CSB launches full investigation into chlorine release
Dec 1, 2003 12:00 PM
A full investigation has begun into a chlorine release that occurred when the chemical was being transferred from a railcar to a tank truck at a facility in Glendale AZ in November. The Chemical Safety and Hazard Investigation Board (CSB) said it will begin a full investigation into the release that occurred at a DPC Enterprises facility near Phoenix November 17. The CSB completed another investigation earlier this year into a similar incident at a DPC Enterprises facility in Missouri in 2002.
The Arizona incident occurred when excess vapor in the transfer process was being vented to a scrubber, an environmental control device designed to prevent chlorine from escaping into the air. The scrubber failed to function properly and allowed chlorine gas to escape, according to CSB information. The release caused evacuations from the immediate area and close neighboring streets for hours. Authorities said 14 people, including 10 Glendale police officers, were treated for chlorine-related symptoms, including nausea, throat irritation, and headaches.

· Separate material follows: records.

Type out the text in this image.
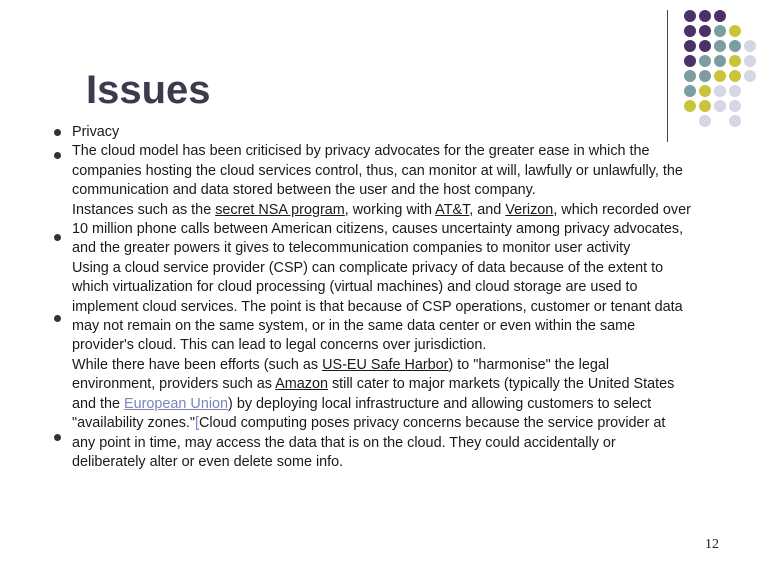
Issues

Privacy

The cloud model has been criticised by privacy advocates for the greater ease in which the companies hosting the cloud services control, thus, can monitor at will, lawfully or unlawfully, the communication and data stored between the user and the host company.

Instances such as the secret NSA program, working with AT&T, and Verizon, which recorded over 10 million phone calls between American citizens, causes uncertainty among privacy advocates, and the greater powers it gives to telecommunication companies to monitor user activity

Using a cloud service provider (CSP) can complicate privacy of data because of the extent to which virtualization for cloud processing (virtual machines) and cloud storage are used to implement cloud services. The point is that because of CSP operations, customer or tenant data may not remain on the same system, or in the same data center or even within the same provider's cloud. This can lead to legal concerns over jurisdiction.

While there have been efforts (such as US-EU Safe Harbor) to "harmonise" the legal environment, providers such as Amazon still cater to major markets (typically the United States and the European Union) by deploying local infrastructure and allowing customers to select "availability zones."[Cloud computing poses privacy concerns because the service provider at any point in time, may access the data that is on the cloud. They could accidentally or deliberately alter or even delete some info.

12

An initial investigation by CSB examined the offloading process at the chlorine repackaging plant, and interviewed workers, operators, and plant managers. Information has been gathered from local police and fire departments concerning community notification and emergency response. The CSB team has requested documents relevant to DPC’s process at Glendale, and will be consulting the Chlorine Institute (the industry’s main trade association) and other companies that manufacture or process chlorine on safety practices in chlorine handling. Testing will be performed on the emergency shutdown valves attached to the rail and tank trucks and on the equipment used in the scrubber system that is supposed to prevent overloading and warn operators of impending failure and the potential for a chlorine release.
The CSB completed an investigation May 1, 2003, on a massive chlorine leak at a DPC Enterprises facility south of St. Louis MO that occurred August 14, 2002. Saying that better equipment maintenance and quality assurance programs could have prevented the chlorine release at that time, the CSB called for industry-wide measures to improve chlorine safety, including ways to improve the use of analyses to confirm that hoses are made from the correct materials for use with chlorine.